2014 National Book Awards go to Phil Klay, Evan Osnos, Ursula Le Guin
Let’s be honest: At the 2014 National Book Awards ceremony Wednesday night, Ursula K. Le Guin stole the show.
Speaking from the stage at a black-tie ceremony at the Manhattan restaurant Cipriani, where she was presented with the Medal for Distinguished Contribution to American Letters, the 85-year-old science fiction writer first took a moment to say that she was “accepting it for, and sharing it with, all the writers who were excluded from literature for so long.”
Then, she went on to stand up for literature as art rather than commodity, observing, in a thinly veiled jab at Amazon.com Chief Executive Jeff Bezos, that “we just saw a profiteer try to punish a publisher for disobedience.”
The National Book Awards are very much about literature as art - a celebration of writing in four categories. The fiction prize was won by Phil Klay for his Iraq war novel “Redeployment,” the writing of which he called “the only way to start thinking through” the questions raised by his experience in the war.
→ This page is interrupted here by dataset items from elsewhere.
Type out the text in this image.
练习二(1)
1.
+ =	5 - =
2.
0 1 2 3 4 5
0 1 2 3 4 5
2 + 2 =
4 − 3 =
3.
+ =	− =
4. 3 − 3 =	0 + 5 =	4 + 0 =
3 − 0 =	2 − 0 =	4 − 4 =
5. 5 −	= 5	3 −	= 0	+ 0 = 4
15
This, of course, is what books can offer, what fiction prize presenter Geraldine Brooks characterized as “the exhilaration of being a human being.”
Certainly that sensibility marks the other winning titles: Louise Gluck in poetry for her collection “Faithful and Virtuous Night”; Evan Osnos in nonfiction for “Age of Ambition: Chasing Fortune, Truth and Faith in the New China”; and Jacqueline Woodson in young people’s literature for her novel “Brown Girl Dreaming.”
“I was complaining,” Woodson joked, referring to the finalists’ medallion, “how heavy the medal is, but the award is much heavier.” She was speaking literally, but also metaphorically.
Awards such as this, after all, have a weight in the culture, influencing everything from book sales to the public conversation, and perhaps the politics of the market place, as well.
That was the implication of Le Guin’s pointed and delightful speech, and she was not alone in her sentiments. Host Daniel Handler opened the evening by quoting an imagined message from Bezos to the audience: “You’re going down. I’m going to slaughter you all.”
And yet, for all the barbs aimed at Amazon, the main theme of the evening was the power of literature as a transformative force.
Or, as Kyle Zimmer of First Book, an organization that provides books to underprivileged children and the schools that serve them, put it upon winning the Literarian Award for Outstanding Service to the American Literary Community: “In truth, great books call these questions for all of us. They ask if we have what it takes to be leaders, to be heroes.”